Allison won for his concept called “Molecular Movies.” The technology he is working on will record the movement of molecules, which in turn can lead to the development of better high-tech devices.

“I was honored to be a part of it,” he said. “Obviously the result is great, and in general, it’s a great thing at Stony Brook.”

The competition is produced in collaboration with the Alan Alda Center for Communicating Science and is described as a “Shark Tank” meets “TED Talk” type of event. Each contestant presents his or her research in approximately 10 minutes, and they must describe their project from the scientific approach to the potential impact of their research in a way an everyday person would understand it. 

Allison said he has been working on his research for three years and was a bit nervous before his presentation. However, before the event contestants received coaching from communication experts at the Alan Alda Center, which he said was a big help.

“I just tried in the end to be clear, explain my project and what we’re trying to do, so I guess that got me through it,” he said.

When it comes to describing his project to a layperson, Allison said it all depends on how much a person is familiar with electrons.

“Mostly it’s just basic science,” he said. “You can think of it kind of like a microscope, so once you have this tool, then you can use the tool to try to make devices.”

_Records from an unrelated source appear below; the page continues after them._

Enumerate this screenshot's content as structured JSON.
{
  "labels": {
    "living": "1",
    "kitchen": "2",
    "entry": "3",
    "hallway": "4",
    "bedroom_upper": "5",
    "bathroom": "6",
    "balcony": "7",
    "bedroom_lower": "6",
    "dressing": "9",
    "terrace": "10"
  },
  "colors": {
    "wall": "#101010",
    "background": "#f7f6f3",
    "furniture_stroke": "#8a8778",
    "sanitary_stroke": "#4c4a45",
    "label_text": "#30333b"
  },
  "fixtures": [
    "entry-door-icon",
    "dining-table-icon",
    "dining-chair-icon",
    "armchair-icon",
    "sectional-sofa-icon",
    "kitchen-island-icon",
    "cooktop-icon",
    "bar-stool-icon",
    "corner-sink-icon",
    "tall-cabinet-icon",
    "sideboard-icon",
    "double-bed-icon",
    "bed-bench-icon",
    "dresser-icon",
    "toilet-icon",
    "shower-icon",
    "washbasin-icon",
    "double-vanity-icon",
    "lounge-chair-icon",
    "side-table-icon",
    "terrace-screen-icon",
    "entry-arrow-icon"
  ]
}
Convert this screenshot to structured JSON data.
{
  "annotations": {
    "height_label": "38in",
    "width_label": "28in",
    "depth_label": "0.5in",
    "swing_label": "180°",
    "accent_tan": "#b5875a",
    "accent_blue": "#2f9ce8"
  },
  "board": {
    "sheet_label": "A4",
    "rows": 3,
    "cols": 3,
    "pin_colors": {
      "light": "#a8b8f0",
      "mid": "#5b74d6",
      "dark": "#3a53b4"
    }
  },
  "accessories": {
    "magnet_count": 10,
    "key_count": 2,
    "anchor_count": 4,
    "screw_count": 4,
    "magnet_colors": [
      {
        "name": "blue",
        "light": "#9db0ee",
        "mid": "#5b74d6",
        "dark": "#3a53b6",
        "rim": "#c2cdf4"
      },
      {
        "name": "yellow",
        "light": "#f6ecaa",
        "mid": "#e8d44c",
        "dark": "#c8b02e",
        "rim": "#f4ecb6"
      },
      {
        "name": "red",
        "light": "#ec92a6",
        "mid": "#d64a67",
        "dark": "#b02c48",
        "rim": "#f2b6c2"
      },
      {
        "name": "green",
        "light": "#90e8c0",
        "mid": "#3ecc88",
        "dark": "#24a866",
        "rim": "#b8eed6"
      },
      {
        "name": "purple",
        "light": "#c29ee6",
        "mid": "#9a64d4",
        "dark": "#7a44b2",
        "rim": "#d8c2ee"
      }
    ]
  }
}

Allison said his tool would be beneficial with any technology that uses molecules with electrons moving around because molecules are “excited” by light. He said the application could help in developing better technology such as solar cells, which are used for light absorption to produce electricity from sunlight, that use organic molecules instead of silicon.

“I’m not going to make a better solar cell,” Allison said. “What I would like to do is make a tool so that people who work on these things can make better solar cells or something. So it’s more about making the tool.”   

After winning the prize, Allison said he will be able to pay for a new electron detector. The detector uses UV lights that make the electrons come out. He said the detector he has right now can only measure the energy of an electron and not its angle. However, a new one will be able to measure both at the same time, providing measurements that are more effective.

He said he has the same goal as those who are working on much larger scale projects, but he can achieve the same results with a less expensive light source as well as instruments.

The prize money will also allow him to hire a post doctorate student to work on the project, and the professor is glad that he now has the funding to spend more time in the lab and less time applying for grants.

“I’m looking forward to doing experiments, and the discovery fund was a big boost,” Allison said.